Institute for Biomedical Engineering, ETH Zurich and University of Zurich, 8092 Zurich, Switzerland.
Institute for Biomedical Engineering, ETH Zurich and University of Zurich, 8092 Zurich, Switzerland; Translational Neuromodeling Unit (TNU), Institute for Biomedical Engineering, University of Zurich and ETH Zurich, 8032 Zurich, Switzerland.
Neuroimage. 2017 Jul 1;154:92-105. doi: 10.1016/j.neuroimage.2017.01.014. Epub 2017 Jan 9.

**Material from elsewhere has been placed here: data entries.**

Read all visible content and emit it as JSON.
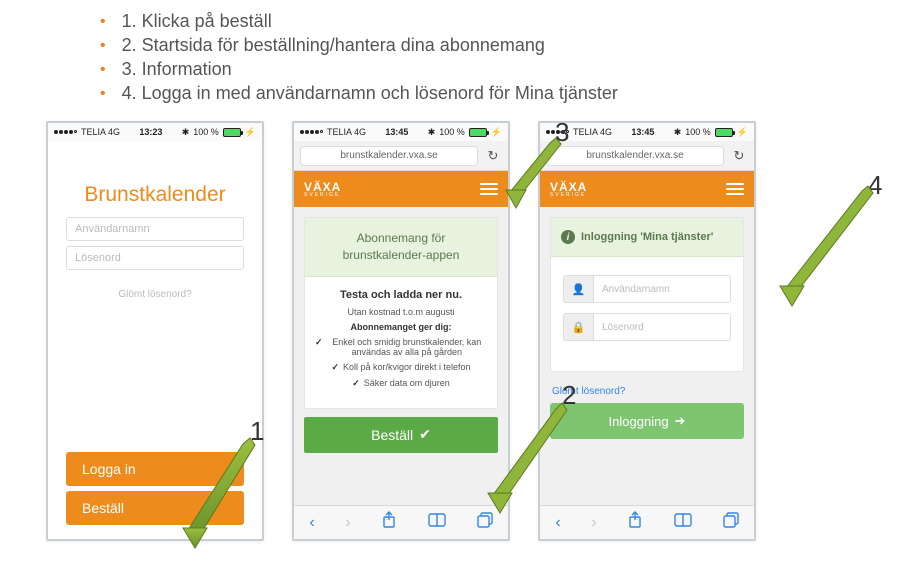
{
  "bullets": [
    "1. Klicka på beställ",
    "2. Startsida för beställning/hantera dina abonnemang",
    "3. Information",
    "4. Logga in med användarnamn och lösenord för Mina tjänster"
  ],
  "status": {
    "carrier": "TELIA  4G",
    "battery": "100 %",
    "bt": "✱"
  },
  "times": {
    "p1": "13:23",
    "p2": "13:45",
    "p3": "13:45"
  },
  "addr": "brunstkalender.vxa.se",
  "vaxa": {
    "name": "VÄXA",
    "sub": "SVERIGE"
  },
  "p1": {
    "title": "Brunstkalender",
    "user_ph": "Användarnamn",
    "pass_ph": "Lösenord",
    "forgot": "Glömt lösenord?",
    "login": "Logga in",
    "order": "Beställ"
  },
  "p2": {
    "head_l1": "Abonnemang för",
    "head_l2": "brunstkalender-appen",
    "test": "Testa och ladda ner nu.",
    "nocost": "Utan kostnad t.o.m augusti",
    "gives": "Abonnemanget ger dig:",
    "b1": "Enkel och smidig brunstkalender, kan användas av alla på gården",
    "b2": "Koll på kor/kvigor direkt i telefon",
    "b3": "Säker data om djuren",
    "order": "Beställ"
  },
  "p3": {
    "head": "Inloggning 'Mina tjänster'",
    "user_ph": "Användarnamn",
    "pass_ph": "Lösenord",
    "forgot": "Glömt lösenord?",
    "login": "Inloggning"
  },
  "ann": {
    "n1": "1",
    "n2": "2",
    "n3": "3",
    "n4": "4"
  }
}
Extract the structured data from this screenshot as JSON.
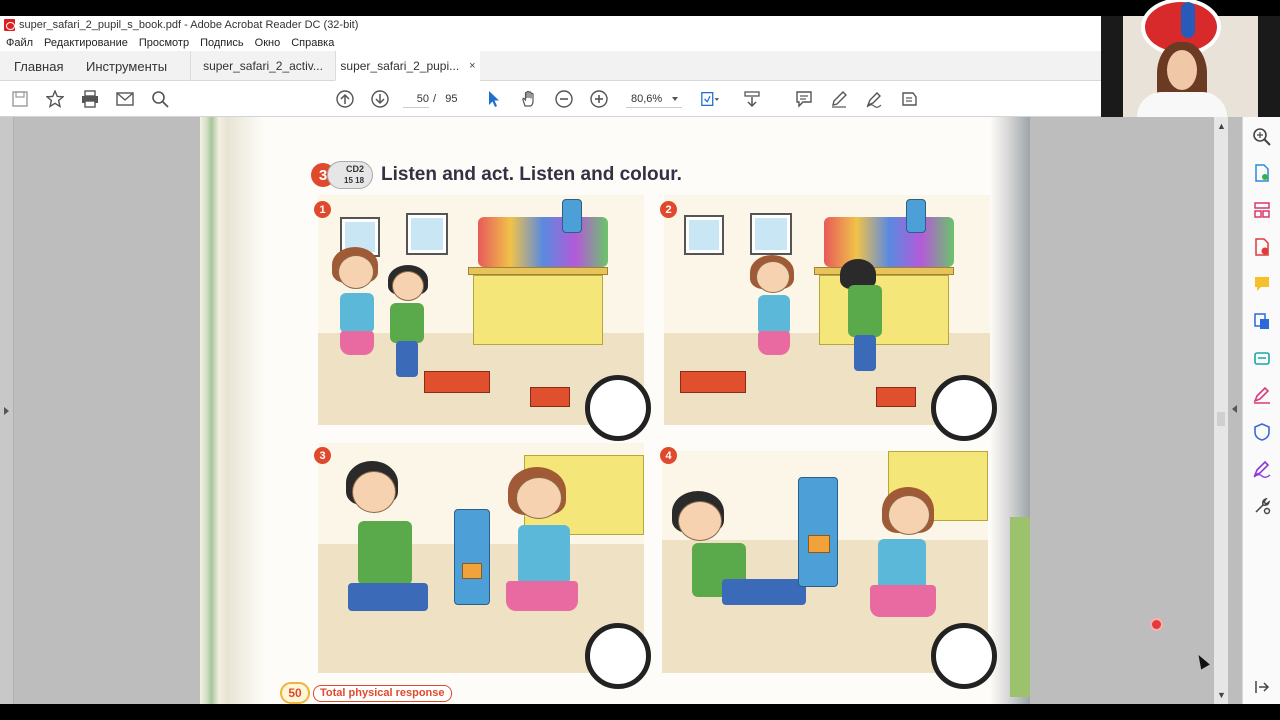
{
  "window": {
    "title": "super_safari_2_pupil_s_book.pdf - Adobe Acrobat Reader DC (32-bit)"
  },
  "menu": [
    "Файл",
    "Редактирование",
    "Просмотр",
    "Подпись",
    "Окно",
    "Справка"
  ],
  "tabs": {
    "home": "Главная",
    "tools": "Инструменты",
    "documents": [
      {
        "label": "super_safari_2_activ...",
        "active": false
      },
      {
        "label": "super_safari_2_pupi...",
        "active": true
      }
    ],
    "close_glyph": "×"
  },
  "toolbar": {
    "current_page": "50",
    "separator": "/",
    "total_pages": "95",
    "zoom": "80,6%"
  },
  "page": {
    "exercise_number": "3",
    "cd_label": "CD2",
    "cd_tracks": "15 18",
    "instruction": "Listen and act. Listen and colour.",
    "pictures": [
      "1",
      "2",
      "3",
      "4"
    ],
    "page_number": "50",
    "footer_label": "Total physical response"
  },
  "colors": {
    "accent_red": "#e04a2c",
    "doc_bg": "#bdbdbd"
  }
}
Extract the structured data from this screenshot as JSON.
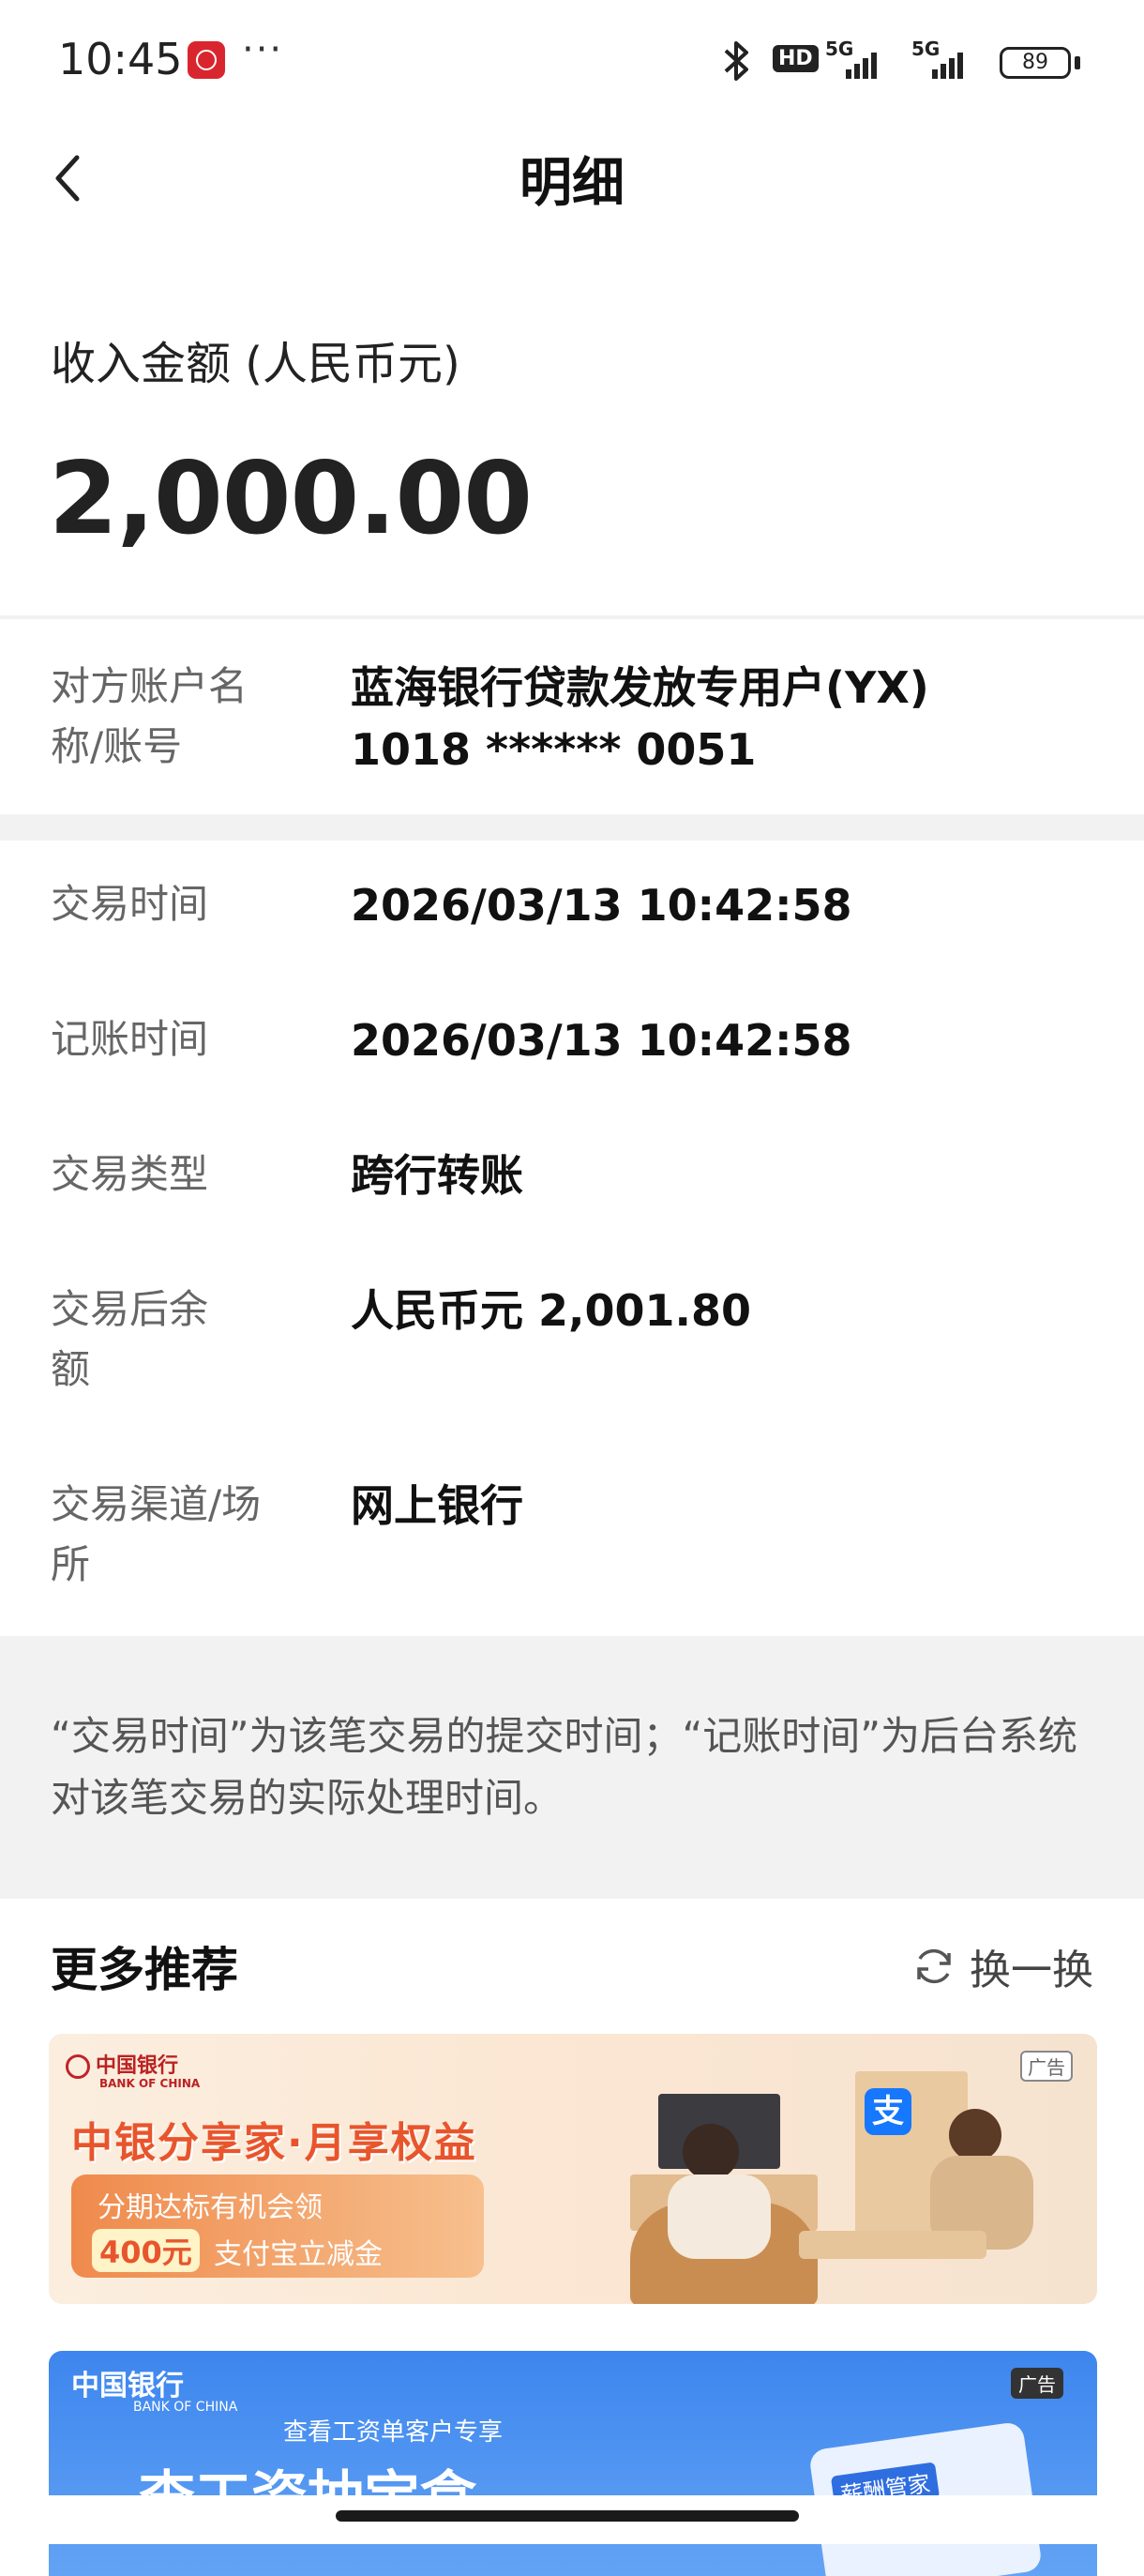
{
  "status_bar": {
    "time": "10:45",
    "more": "···",
    "hd": "HD",
    "signal1": "5G",
    "signal2": "5G",
    "battery": "89"
  },
  "header": {
    "title": "明细"
  },
  "amount": {
    "label": "收入金额 (人民币元)",
    "value": "2,000.00"
  },
  "counterparty": {
    "label": "对方账户名称/账号",
    "value": "蓝海银行贷款发放专用户(YX) 1018 ****** 0051"
  },
  "details": [
    {
      "label": "交易时间",
      "value": "2026/03/13 10:42:58"
    },
    {
      "label": "记账时间",
      "value": "2026/03/13 10:42:58"
    },
    {
      "label": "交易类型",
      "value": "跨行转账"
    },
    {
      "label": "交易后余额",
      "value": "人民币元 2,001.80"
    },
    {
      "label": "交易渠道/场所",
      "value": "网上银行"
    }
  ],
  "notice": "“交易时间”为该笔交易的提交时间；“记账时间”为后台系统对该笔交易的实际处理时间。",
  "more": {
    "title": "更多推荐",
    "refresh_label": "换一换"
  },
  "ads": [
    {
      "logo": "中国银行",
      "logo_en": "BANK OF CHINA",
      "title": "中银分享家·月享权益",
      "line1": "分期达标有机会领",
      "highlight": "400元",
      "line2": "支付宝立减金",
      "tag": "广告",
      "app_badge": "支"
    },
    {
      "logo": "中国银行",
      "logo_en": "BANK OF CHINA",
      "subtitle": "查看工资单客户专享",
      "headline": "查工资抽宝盒",
      "tag": "广告",
      "app_label": "薪酬管家"
    }
  ]
}
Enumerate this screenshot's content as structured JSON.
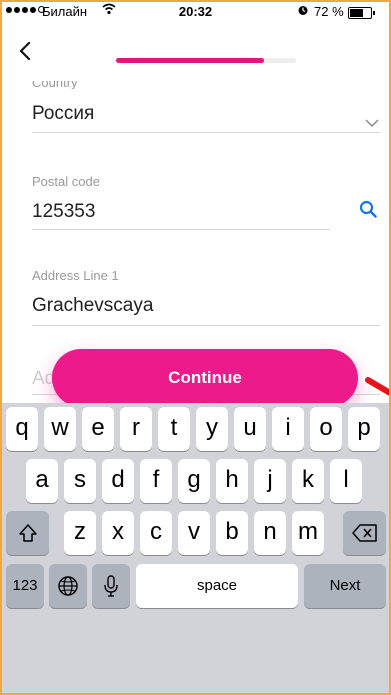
{
  "status_bar": {
    "carrier": "Билайн",
    "time": "20:32",
    "battery_percent_text": "72 %",
    "battery_level": 0.72
  },
  "nav": {
    "progress_fraction": 0.82
  },
  "form": {
    "country": {
      "label": "Country",
      "value": "Россия"
    },
    "postal_code": {
      "label": "Postal code",
      "value": "125353"
    },
    "address_line_1": {
      "label": "Address Line 1",
      "value": "Grachevscaya"
    },
    "address_line_2": {
      "placeholder": "Address Line 2"
    }
  },
  "continue_button": {
    "label": "Continue"
  },
  "accent_color": "#ec1a8a",
  "keyboard": {
    "row1": [
      "q",
      "w",
      "e",
      "r",
      "t",
      "y",
      "u",
      "i",
      "o",
      "p"
    ],
    "row2": [
      "a",
      "s",
      "d",
      "f",
      "g",
      "h",
      "j",
      "k",
      "l"
    ],
    "row3": [
      "z",
      "x",
      "c",
      "v",
      "b",
      "n",
      "m"
    ],
    "numbers_key": "123",
    "space_key": "space",
    "next_key": "Next"
  }
}
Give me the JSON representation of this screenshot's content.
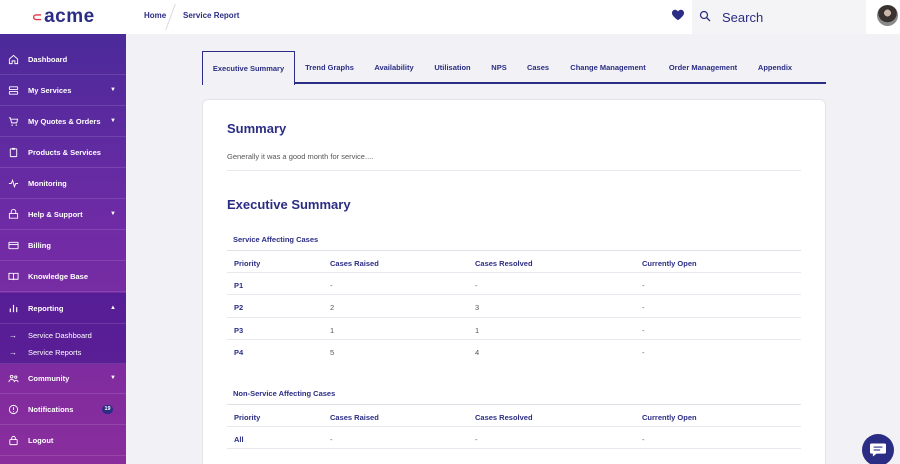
{
  "header": {
    "logo_text": "acme",
    "breadcrumb": {
      "home": "Home",
      "current": "Service Report"
    },
    "search": {
      "placeholder": "Search"
    }
  },
  "sidebar": {
    "items": [
      {
        "label": "Dashboard",
        "icon": "home-icon",
        "chevron": ""
      },
      {
        "label": "My Services",
        "icon": "server-icon",
        "chevron": "▼"
      },
      {
        "label": "My Quotes & Orders",
        "icon": "cart-icon",
        "chevron": "▼"
      },
      {
        "label": "Products & Services",
        "icon": "clipboard-icon",
        "chevron": ""
      },
      {
        "label": "Monitoring",
        "icon": "pulse-icon",
        "chevron": ""
      },
      {
        "label": "Help & Support",
        "icon": "support-icon",
        "chevron": "▼"
      },
      {
        "label": "Billing",
        "icon": "card-icon",
        "chevron": ""
      },
      {
        "label": "Knowledge Base",
        "icon": "book-icon",
        "chevron": ""
      },
      {
        "label": "Reporting",
        "icon": "bar-chart-icon",
        "chevron": "▲"
      },
      {
        "label": "Community",
        "icon": "users-icon",
        "chevron": "▼"
      },
      {
        "label": "Notifications",
        "icon": "bell-icon",
        "badge": "19"
      },
      {
        "label": "Logout",
        "icon": "lock-icon",
        "chevron": ""
      }
    ],
    "reporting_sub": [
      {
        "label": "Service Dashboard"
      },
      {
        "label": "Service Reports"
      }
    ]
  },
  "tabs": [
    {
      "label": "Executive Summary",
      "active": true
    },
    {
      "label": "Trend Graphs"
    },
    {
      "label": "Availability"
    },
    {
      "label": "Utilisation"
    },
    {
      "label": "NPS"
    },
    {
      "label": "Cases"
    },
    {
      "label": "Change Management"
    },
    {
      "label": "Order Management"
    },
    {
      "label": "Appendix"
    }
  ],
  "summary": {
    "title": "Summary",
    "text": "Generally it was a good month for service...."
  },
  "exec": {
    "title": "Executive Summary",
    "affecting": {
      "title": "Service Affecting Cases",
      "headers": [
        "Priority",
        "Cases Raised",
        "Cases Resolved",
        "Currently Open"
      ],
      "rows": [
        [
          "P1",
          "-",
          "-",
          "-"
        ],
        [
          "P2",
          "2",
          "3",
          "-"
        ],
        [
          "P3",
          "1",
          "1",
          "-"
        ],
        [
          "P4",
          "5",
          "4",
          "-"
        ]
      ]
    },
    "non_affecting": {
      "title": "Non-Service Affecting Cases",
      "headers": [
        "Priority",
        "Cases Raised",
        "Cases Resolved",
        "Currently Open"
      ],
      "rows": [
        [
          "All",
          "-",
          "-",
          "-"
        ]
      ]
    }
  },
  "colors": {
    "brand": "#2b2d84",
    "accent": "#e2384b",
    "sidebar_top": "#4b2a9a",
    "sidebar_bottom": "#8a2d9c"
  }
}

This work investigates the role of magnetic field fluctuations as a confound in fMRI. In standard fMRI experiments with single-shot EPI acquisition at 3 Tesla the uniform and gradient components of the magnetic field were recorded with NMR field sensors. By principal component analysis it is found that differences of field evolution between the EPI readouts are explainable by few components relating to slow and within-shot field dynamics of hardware and physiological origin. The impact of fluctuating field components is studied by selective data correction and assessment of its influence on image fluctuation and SFNR. Physiological field fluctuations, attributed to breathing, were found to be small relative to those of hardware origin. The dominant confounds were hardware-related and attributable to magnet drift and thermal changes. In raw image time series, field fluctuation caused significant SFNR loss, reflected by a 67% gain upon correction. Large part of this correction can be accomplished by traditional image realignment, which addresses slow and spatially uniform field changes. With realignment, explicit field correction increased the SFNR on the order of 6%. In conclusion, field fluctuations are a relevant confound in fMRI and can be addressed effectively by retrospective data correction. Based on the physics involved it is anticipated that the advantage of full field correction increases with field strength, with non-Cartesian readouts, and upon phase-sensitive BOLD analysis.
这项工作研究了磁场波动作为 fMRI 中的混杂因素的作用。在 3T 磁共振扫描仪上进行单次激发 EPI 采集的标准 fMRI 实验中,使用 NMR 磁场传感器记录了磁场的均匀和梯度分量。通过主成分分析发现,EPI 读出之间的磁场演化差异可以用少数几个与硬件和生理起源的慢场和单次场动力学相关的分量来解释。通过选择性数据校正研究了波动磁场分量的影响,并评估了其对图像波动和 SFNR 的影响。归因于呼吸的生理磁场波动相对于硬件起源的波动较小。主要混杂因素是与硬件相关的,归因于磁体漂移和热变化。在原始图像时间序列中,磁场波动导致 SFNR 显著损失,校正后增益为 67%。这种校正的大部分可以通过传统的图像配准来完成,图像配准可以解决慢场和空间均匀的场变化。通过配准,明确的场校正增加了 SFNR 的幅度约为 6%。总之,磁场波动是 fMRI 中的一个相关混杂因素,可以通过回顾性数据校正有效地解决。基于所涉及的物理原理,可以预期全磁场校正的优势随着场强的增加、非笛卡尔读出以及相位敏感的 BOLD 分析而增加。